Meu vô era um homem elegante, de gestos distintos, coluna ereta, roupa impecável apesar do comportamento inquieto de quem inventa trabalho. Eu gostava de me aproximar dele e observar o que fazia e falava. Não sei o que me deixava mais fascinado, se era ele consertando bola de capotão, inventando uma máquina de cortar grama com motor abandonado, ou se era ouvindo suas histórias da mocidade, quando pegava o cavalo para ir nos bailes, à noite, na zona rural de Mutuca. Homem sábio, engenhoso, contador de histórias e brincalhão. Não à toa que meu primo, Ricardinho, resolveu fazer engenharia e trabalhar com trens, coisa que meu vô fazia em Bueno de Andrada.

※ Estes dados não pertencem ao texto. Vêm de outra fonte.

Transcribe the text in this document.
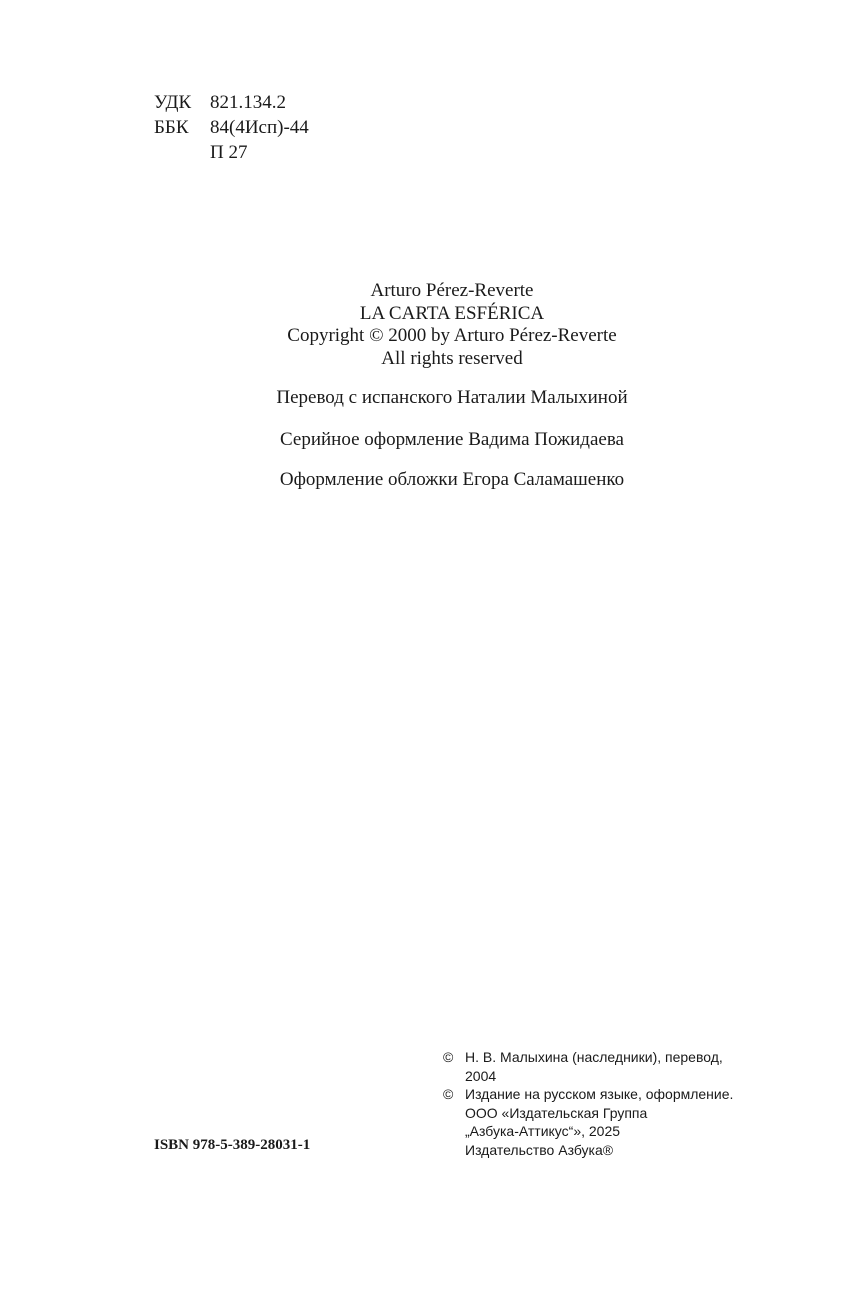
УДК 821.134.2
ББК	84(4Исп)-44
П 27
Arturo Pérez-Reverte
LA CARTA ESFÉRICA
Copyright © 2000 by Arturo Pérez-Reverte
All rights reserved
Перевод с испанского Наталии Малыхиной
Серийное оформление Вадима Пожидаева
Оформление обложки Егора Саламашенко
ISBN 978-5-389-28031-1
© Н. В. Малыхина (наследники), перевод,
2004
© Издание на русском языке, оформление.
ООО «Издательская Группа
„Азбука-Аттикус“», 2025
Издательство Азбука®
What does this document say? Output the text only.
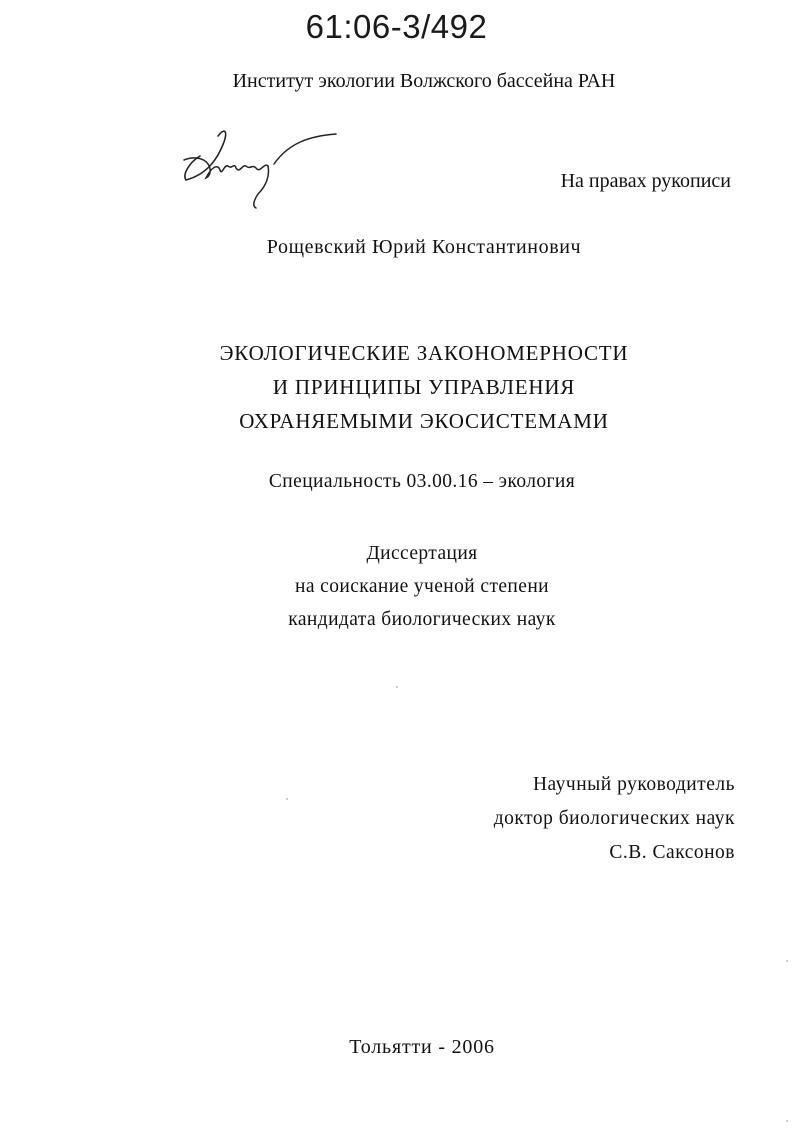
61:06-3/492
Институт экологии Волжского бассейна РАН
На правах рукописи
Рощевский Юрий Константинович
ЭКОЛОГИЧЕСКИЕ ЗАКОНОМЕРНОСТИ
И ПРИНЦИПЫ УПРАВЛЕНИЯ
ОХРАНЯЕМЫМИ ЭКОСИСТЕМАМИ
Специальность 03.00.16 – экология
Диссертация
на соискание ученой степени
кандидата биологических наук
Научный руководитель
доктор биологических наук
С.В. Саксонов
Тольятти - 2006
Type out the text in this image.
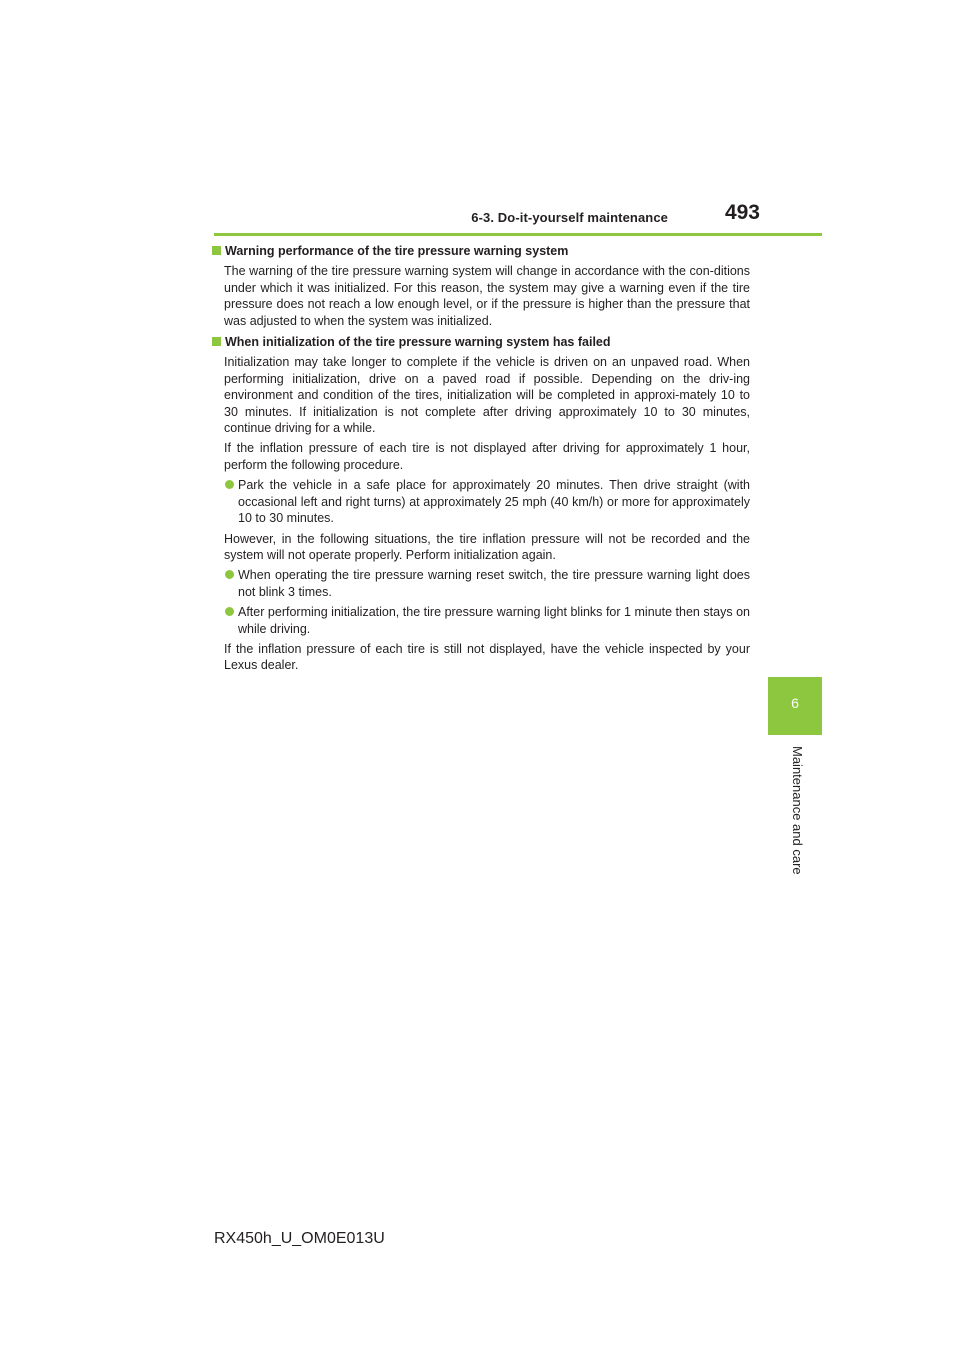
6-3. Do-it-yourself maintenance	493
6
Maintenance and care
Warning performance of the tire pressure warning system

The warning of the tire pressure warning system will change in accordance with the con-ditions under which it was initialized. For this reason, the system may give a warning even if the tire pressure does not reach a low enough level, or if the pressure is higher than the pressure that was adjusted to when the system was initialized.

When initialization of the tire pressure warning system has failed

Initialization may take longer to complete if the vehicle is driven on an unpaved road. When performing initialization, drive on a paved road if possible. Depending on the driv-ing environment and condition of the tires, initialization will be completed in approxi-mately 10 to 30 minutes. If initialization is not complete after driving approximately 10 to 30 minutes, continue driving for a while.

If the inflation pressure of each tire is not displayed after driving for approximately 1 hour, perform the following procedure.

Park the vehicle in a safe place for approximately 20 minutes. Then drive straight (with occasional left and right turns) at approximately 25 mph (40 km/h) or more for approximately 10 to 30 minutes.

However, in the following situations, the tire inflation pressure will not be recorded and the system will not operate properly. Perform initialization again.

When operating the tire pressure warning reset switch, the tire pressure warning light does not blink 3 times.
After performing initialization, the tire pressure warning light blinks for 1 minute then stays on while driving.

If the inflation pressure of each tire is still not displayed, have the vehicle inspected by your Lexus dealer.

RX450h_U_OM0E013U
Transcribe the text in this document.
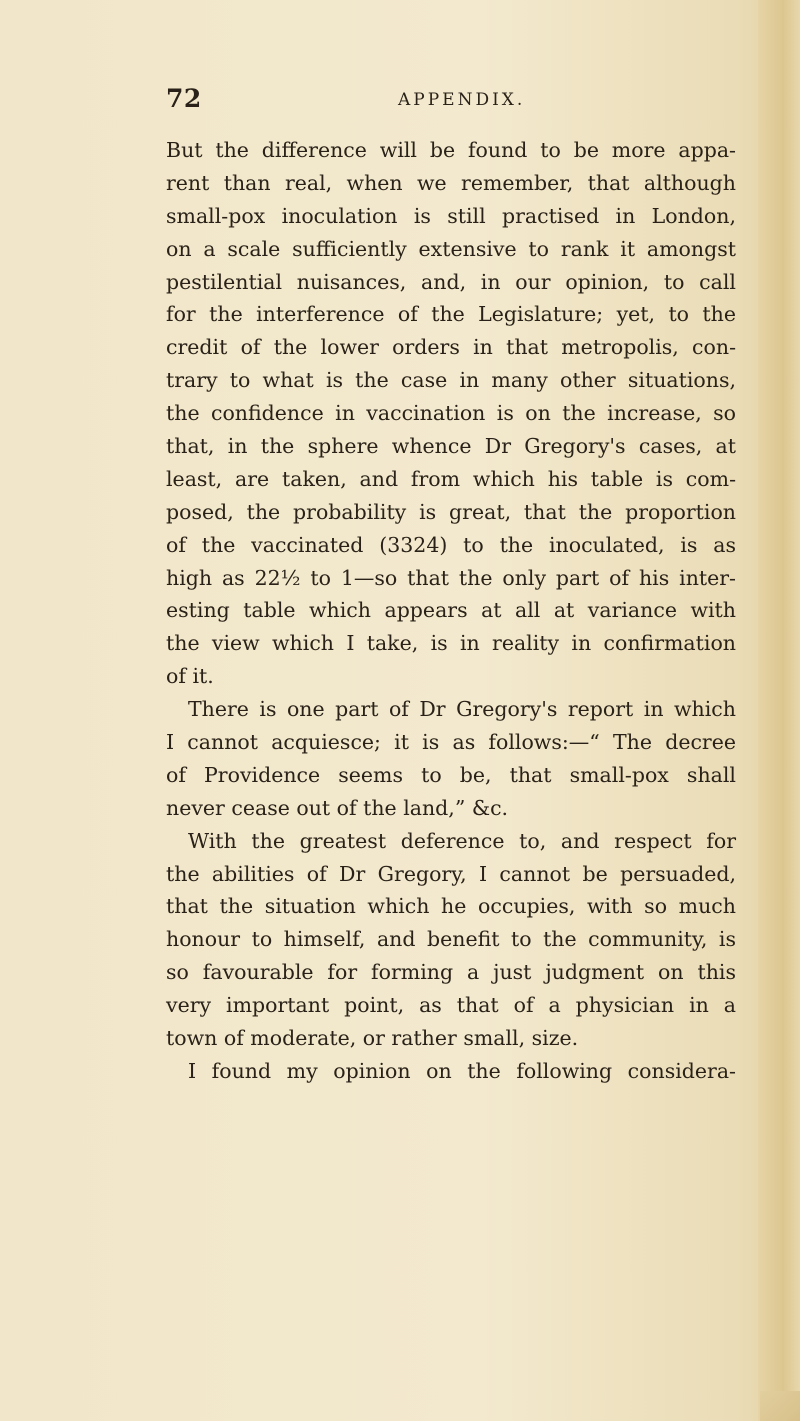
72	APPENDIX.
But the difference will be found to be more appa-
rent than real, when we remember, that although
small-pox inoculation is still practised in London,
on a scale sufficiently extensive to rank it amongst
pestilential nuisances, and, in our opinion, to call
for the interference of the Legislature; yet, to the
credit of the lower orders in that metropolis, con-
trary to what is the case in many other situations,
the confidence in vaccination is on the increase, so
that, in the sphere whence Dr Gregory's cases, at
least, are taken, and from which his table is com-
posed, the probability is great, that the proportion
of the vaccinated (3324) to the inoculated, is as
high as 22½ to 1—so that the only part of his inter-
esting table which appears at all at variance with
the view which I take, is in reality in confirmation
of it.
There is one part of Dr Gregory's report in which
I cannot acquiesce; it is as follows:—“ The decree
of Providence seems to be, that small-pox shall
never cease out of the land,” &c.
With the greatest deference to, and respect for
the abilities of Dr Gregory, I cannot be persuaded,
that the situation which he occupies, with so much
honour to himself, and benefit to the community, is
so favourable for forming a just judgment on this
very important point, as that of a physician in a
town of moderate, or rather small, size.
I found my opinion on the following considera-
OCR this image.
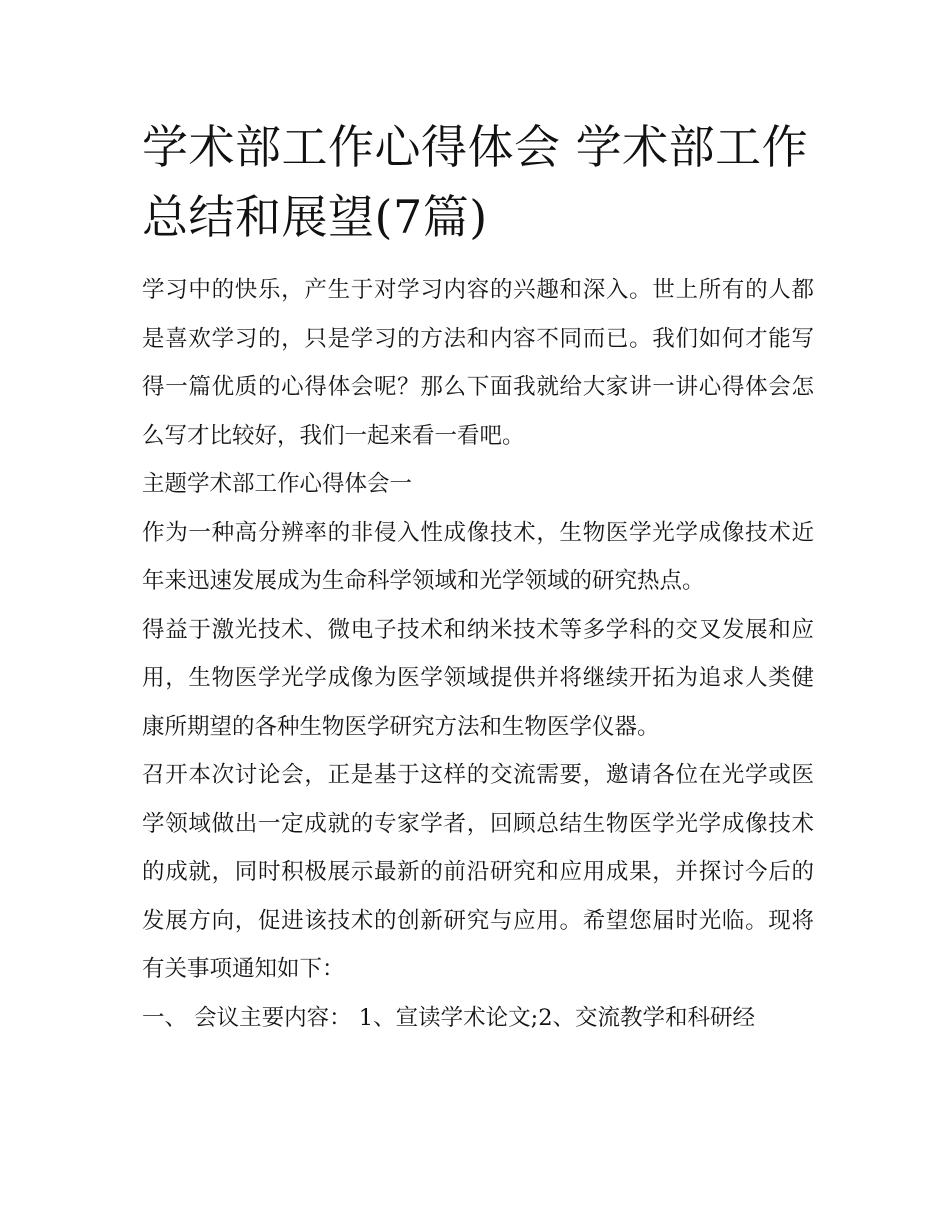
学术部工作心得体会 学术部工作总结和展望(7篇)

学习中的快乐，产生于对学习内容的兴趣和深入。世上所有的人都是喜欢学习的，只是学习的方法和内容不同而已。我们如何才能写得一篇优质的心得体会呢？那么下面我就给大家讲一讲心得体会怎么写才比较好，我们一起来看一看吧。

主题学术部工作心得体会一

作为一种高分辨率的非侵入性成像技术，生物医学光学成像技术近年来迅速发展成为生命科学领域和光学领域的研究热点。

得益于激光技术、微电子技术和纳米技术等多学科的交叉发展和应用，生物医学光学成像为医学领域提供并将继续开拓为追求人类健康所期望的各种生物医学研究方法和生物医学仪器。

召开本次讨论会，正是基于这样的交流需要，邀请各位在光学或医学领域做出一定成就的专家学者，回顾总结生物医学光学成像技术的成就，同时积极展示最新的前沿研究和应用成果，并探讨今后的发展方向，促进该技术的创新研究与应用。希望您届时光临。现将有关事项通知如下：

一、 会议主要内容： 1、宣读学术论文;2、交流教学和科研经
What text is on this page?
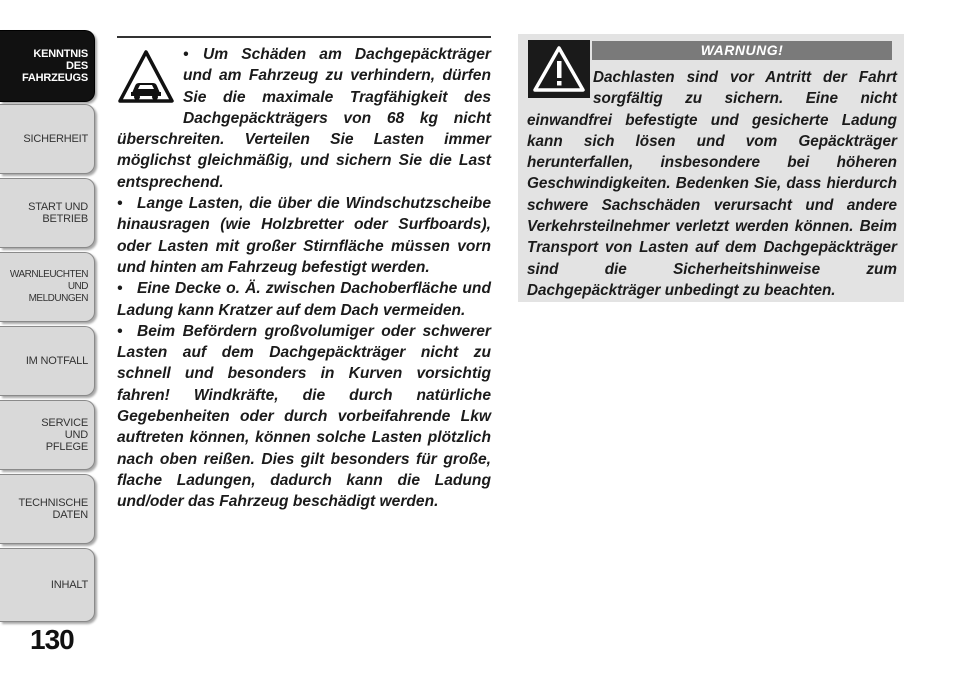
KENNTNIS
DES
FAHRZEUGS
SICHERHEIT
START UND
BETRIEB
WARNLEUCHTEN
UND
MELDUNGEN
IM NOTFALL
SERVICE
UND
PFLEGE
TECHNISCHE
DATEN
INHALT
130

• Um Schäden am Dachgepäckträger und am Fahrzeug zu verhindern, dürfen Sie die maximale Tragfähigkeit des Dachgepäckträgers von 68 kg nicht überschreiten. Verteilen Sie Lasten immer möglichst gleichmäßig, und sichern Sie die Last entsprechend.

• Lange Lasten, die über die Windschutzscheibe hinausragen (wie Holzbretter oder Surfboards), oder Lasten mit großer Stirnfläche müssen vorn und hinten am Fahrzeug befestigt werden.

• Eine Decke o. Ä. zwischen Dachoberfläche und Ladung kann Kratzer auf dem Dach vermeiden.

• Beim Befördern großvolumiger oder schwerer Lasten auf dem Dachgepäckträger nicht zu schnell und besonders in Kurven vorsichtig fahren! Windkräfte, die durch natürliche Gegebenheiten oder durch vorbeifahrende Lkw auftreten können, können solche Lasten plötzlich nach oben reißen. Dies gilt besonders für große, flache Ladungen, dadurch kann die Ladung und/oder das Fahrzeug beschädigt werden.

WARNUNG!

Dachlasten sind vor Antritt der Fahrt sorgfältig zu sichern. Eine nicht einwandfrei befestigte und gesicherte Ladung kann sich lösen und vom Gepäckträger herunterfallen, insbesondere bei höheren Geschwindigkeiten. Bedenken Sie, dass hierdurch schwere Sachschäden verursacht und andere Verkehrsteilnehmer verletzt werden können. Beim Transport von Lasten auf dem Dachgepäckträger sind die Sicherheitshinweise zum Dachgepäckträger unbedingt zu beachten.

– Você sabe que ontem eu passei a noite inteira de joelhos?
– É mesmo vô, que coisa curiosa, como foi isso? Eu perguntava, já sabendo o desfecho.
– Foi assim porque eu não fui capaz de tirar o joelho para dormir. E fazia uma expressão irônica inesquecível. Acho que eu queria mesmo era vê-lo se divertir, dar as risadas dele, poucas, econômicas, mas repletas de vivacidade e prazer. Esse senhor incrível, certa vez, vendo que os netos queriam fazer uma apresentação de teatro, construiu um palco de madeira no quintal da casa dele, com cortina, iluminação colorida, saída para um camarim improvisado. Com a ajuda dos tios e tias, tivemos uma noite inesquecível! Ricardinho engenheiro, eu diretor de teatro e palhaço.
Minha vó Virgínia contava que, certa vez, em Mutuca, quando ainda era menina, a professora falou: amanhã, todos venham de sapato, porque receberemos a visita de uma pessoa importante e queremos todos bem vestidos. No dia seguinte, minha vó passou pela casa de sua amiga para irem juntas para a escola, como de costume. A amiga abriu a porta em silêncio, um pouco entristecida. O olhar logo foi para o chão: minha vó de sapatos, a amiga com apenas um pé calçado. Pegaram o caminho de terra até a escola distante sem falar no assunto. Passado um trecho a amiga começou a chorar. Ela não queria chegar assim. Minha vó não pensou muito, pegou os sapatos dela e o único pé de sapato da sua amiga, esconderam no caminho e seguiram as duas, descalças, para a escola.
Imagino as duas seguindo alegres, apesar da provável reprimenda que receberiam da professora. A força da amizade e cumplicidade foi maior do que o embaraço de estarem descalças. Essa mulher maravilhosa é a Virgínia, que meticulosamente soube e cuidou de amigas sem sapato, filhos, netos, bisnetos, noras, genros, parentes distantes, parentes dos parentes. Fazia sacrifícios diários para cuidar dos seus.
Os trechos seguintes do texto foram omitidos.